Risalgono agli anni ’50 i primi tentativi di risolvere i problemi acustici, e il rinnovamento avvenuto nel 1992-3 includeva diffusori sul retro dei banchi. “Anche quando funzionava al meglio, risultava inadeguato,” commenta il Monsignor William E. Biebel, Rettore. Come avviene molto spesso in edifici di tale importanza, le considerazioni estetiche rendevano impraticabili le solite soluzioni moderne con più diffusori distribuiti o cluster sospesi ad alta potenza: si rendeva necessario un approccio molto più in sintonia con l’architettura.


Eric Johnson, proprietario della Fact AV Technologies, ci racconta i fatti: “Alcuni dei rimedi tecnicamente più adatti erano esteticamente inaccettabili allo scopo. Ma quando Renkus-Heinz ha proposto ICONYX, è stata la soluzione perfetta. Il design sottile e poco invadente si adatta architettonicamente molto bene alla chiesa, ed è stato subito accettato dal vescovo per l’installazione.

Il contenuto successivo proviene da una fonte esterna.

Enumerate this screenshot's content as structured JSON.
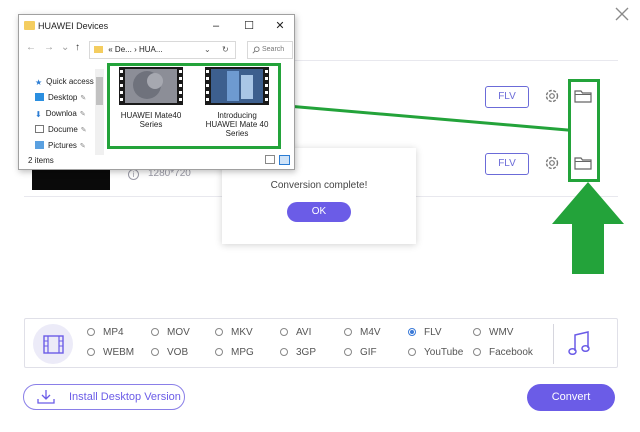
{
  "close_icon": "close-icon",
  "rows": [
    {
      "format_label": "FLV"
    },
    {
      "format_label": "FLV",
      "resolution": "1280*720"
    }
  ],
  "dialog": {
    "message": "Conversion complete!",
    "ok_label": "OK"
  },
  "explorer": {
    "title": "HUAWEI Devices",
    "address": [
      "«",
      "De...",
      "›",
      "HUA..."
    ],
    "search_placeholder": "Search",
    "nav_items": [
      "Quick access",
      "Desktop",
      "Downloa",
      "Docume",
      "Pictures"
    ],
    "files": [
      {
        "name": "HUAWEI Mate40 Series"
      },
      {
        "name": "Introducing HUAWEI Mate 40 Series"
      }
    ],
    "status": "2 items"
  },
  "formats": {
    "row1": [
      "MP4",
      "MOV",
      "MKV",
      "AVI",
      "M4V",
      "FLV",
      "WMV"
    ],
    "row2": [
      "WEBM",
      "VOB",
      "MPG",
      "3GP",
      "GIF",
      "YouTube",
      "Facebook"
    ],
    "selected": "FLV"
  },
  "footer": {
    "install_label": "Install Desktop Version",
    "convert_label": "Convert"
  },
  "colors": {
    "accent": "#6b5ce7",
    "annotation_green": "#23a33a"
  }
}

Con l’aiuto di Ralph Heinz, abbiamo preparato una demo con una singola colonna di ICONYX nella chiesa, chiudendo così definitivamente le questione, poiché tutti hanno immediatamente riconosciuto che questa scelta avrebbe risolto in un colpo solo tutti i problemi acustici della chiesa . L’application team della Renkus-Heinz ci ha aiutati con un modello EASE, e il progetto da noi proposto che usava quattro colonne è stato approvato. Eravamo comunque soggetti a limitazioni sulla collocazione dei diffusori, per cui abbiamo scelto la posizione migliore tra quelle consentite, ma tutto ha funzionato al meglio.”

La Serie ICONYX usa la tecnologia più avanzata per la massima intelligibilità del parlato e della musica in ambienti altamente riverberanti. Il loro profilo verticale allungato “a bacchetta” consente il montaggio piatto alle pareti, fondendosi facilmente sia con l’architettura classica che con quella contemporanea.
Una colonna ICONYX è posizionata su ogni lato dell’area della piattaforma dell’altare, con un’ulteriore coppia sul lato sinistro e destro dell’area principale della chiesa, circa a metà.

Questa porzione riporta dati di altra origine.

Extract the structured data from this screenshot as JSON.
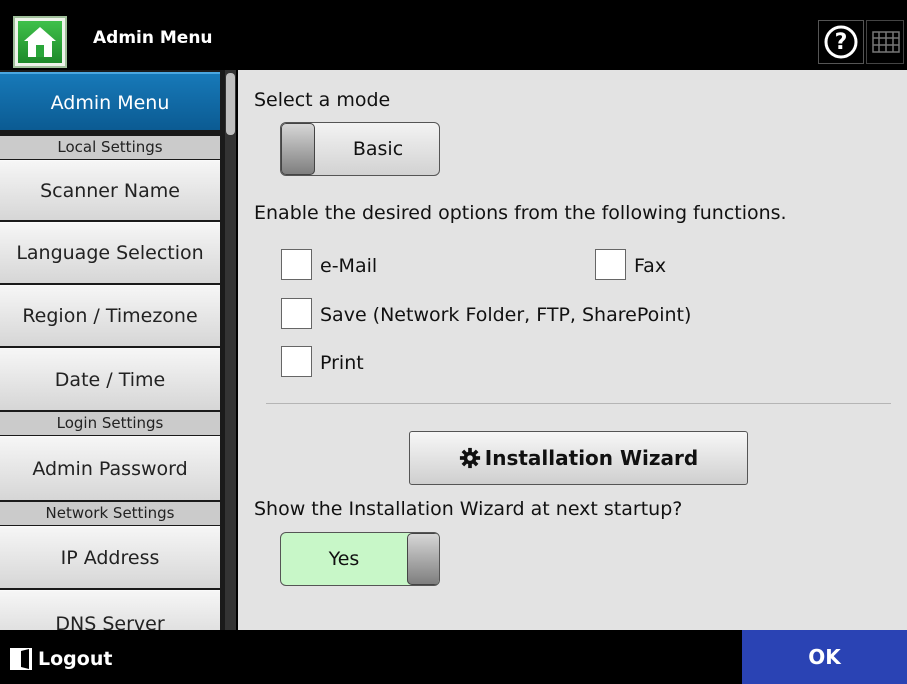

Usando il software dedicato BeamWare Lobe Selector di Renkus Heinz, il team ha concentrato il suono direttamente sulle aree di seduta rendendo al contempo minima l’energia diretta nelle aree e superfici problematiche. Il risultato, afferma Eric Johnson, è che “la copertura sonora è omogenea in tutta la chiesa, dall’inizio alla fine, e i parrocchiani hanno smesso di lamentarsi!”

I contributi volontari dei parrocchiani hanno superato i 33.000 $ ripagando la spesa sostenuta. Sono grato a tutti quanti hanno lavorato con noi in questo progetto critico, e specialmente al team della Fact Audio che ha ben speso il suo tempo e realizzato il lavoro.